Guardians Of The Galaxy star Gillan is Liusaidh, a 24 year old Inverness girl, whose bleak outlook on life has trapped her in a rut of unfulfilled potential and mundane routine: she still lives at home, she works in the cheese counter of her local supermarket, she goes to the pub, has sex with random strangers and always eats chips on the way home.

In 2013, in her first post-Doctor Who role, Gillan played Jane Lockhart in Scottish rom-com, Not Another Happy Ending. In many ways, The Party’s Just Beginning is that film’s wayward, drug and drink-ravaged younger sister. This is further evidenced from the fact that she has teamed up again with Ending’s producer, Claire Mundell and production company, Synchronicity Films.

Where Ending was light, fun and hopeful, Party is stark, bleak and unforgiving. Influences of movies such as Trainspotting are evident (particularly in the film’s colourful opening monologue) but while the film never quite reaches the heights of the adventures of Begbie and co, it does hit the right emotional punches and make for a genuinely moving study of grief, guilt and human loss.
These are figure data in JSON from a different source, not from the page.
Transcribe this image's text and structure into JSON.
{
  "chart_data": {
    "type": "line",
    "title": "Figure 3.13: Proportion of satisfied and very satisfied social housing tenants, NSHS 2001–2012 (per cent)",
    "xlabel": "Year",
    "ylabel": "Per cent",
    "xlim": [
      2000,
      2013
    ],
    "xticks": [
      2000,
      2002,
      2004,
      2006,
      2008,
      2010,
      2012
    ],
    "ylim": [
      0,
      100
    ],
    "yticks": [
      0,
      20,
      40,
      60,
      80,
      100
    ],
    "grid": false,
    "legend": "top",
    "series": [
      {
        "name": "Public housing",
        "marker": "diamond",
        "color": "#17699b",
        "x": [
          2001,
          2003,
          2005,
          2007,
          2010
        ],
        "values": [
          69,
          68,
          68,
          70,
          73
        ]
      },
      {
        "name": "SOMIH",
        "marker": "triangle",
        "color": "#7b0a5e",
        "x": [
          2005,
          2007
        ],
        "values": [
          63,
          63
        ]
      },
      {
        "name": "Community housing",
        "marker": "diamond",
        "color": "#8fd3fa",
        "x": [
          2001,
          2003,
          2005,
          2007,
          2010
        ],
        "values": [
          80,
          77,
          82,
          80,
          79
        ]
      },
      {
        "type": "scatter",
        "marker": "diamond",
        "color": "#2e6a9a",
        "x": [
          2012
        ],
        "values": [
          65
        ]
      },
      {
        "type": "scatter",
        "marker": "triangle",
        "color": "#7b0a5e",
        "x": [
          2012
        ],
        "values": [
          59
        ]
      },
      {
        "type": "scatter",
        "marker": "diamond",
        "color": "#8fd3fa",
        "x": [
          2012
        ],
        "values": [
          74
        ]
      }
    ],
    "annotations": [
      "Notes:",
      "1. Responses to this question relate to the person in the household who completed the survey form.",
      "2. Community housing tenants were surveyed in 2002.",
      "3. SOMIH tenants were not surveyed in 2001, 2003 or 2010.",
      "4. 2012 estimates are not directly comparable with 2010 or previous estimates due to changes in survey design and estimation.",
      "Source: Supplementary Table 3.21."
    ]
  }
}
As a director, Gillan commands the screen with artistic and visual flair. The gritty subject matter is dealt with sensitively yet artistically, as Liusaidh experiences flashbacks that lead to the events of her best friend, Matthew (Matthew Beard) taking his own life.

Her experiences, both in front of, and behind the camera have given Gillan a rich tapestry with which to play with, and the juxtaposition created here makes for a beautiful, if dark, piece of cinema. What Party does with great ease is showcase Gillan’s potential as a director, in a time where the cinematic landscape is crying out for compelling female voices behind the camera. She, rather proudly, carves Inverness into almost another film character, rather than location, and as a director, drives strong performances from her cast (which includes her Guardians co-star Lee Pace and Two Doors Down comedienne Rachel Jackson).

There is no doubt that the film is ambitious, although it perhaps tries to cover too many themes. In the short space of 80 minutes we have parental, marital and domestic disillusionment, sexual and gender identity issues, drug and alcohol abuse, casual sex, rape and the banality of a 9 to 5 lifestyle. One plot that did really get this reviewer a little teary-eyed was a friendship Liusaidh strikes up with an elderly gentleman who calls her house by mistake, thinking it’s a helpline. The exchanges are so human and poignant, leading to a wonderfully sad, yet endearing closure in the film’s final minutes.

Ultimately though, it is the central partnership and believable friendship of Liusaidh and Matthew that really drives the film and emotionally anchors it for the viewer

The Party’s Just Beginning is a very good directorial debut for Gillan, sparkling with promise, raw emotion and moments of edgy, satirical humour. While it has its issues, it is a fine showcase for all involved and a strong start for Karen Gillan’s blooming directorial career.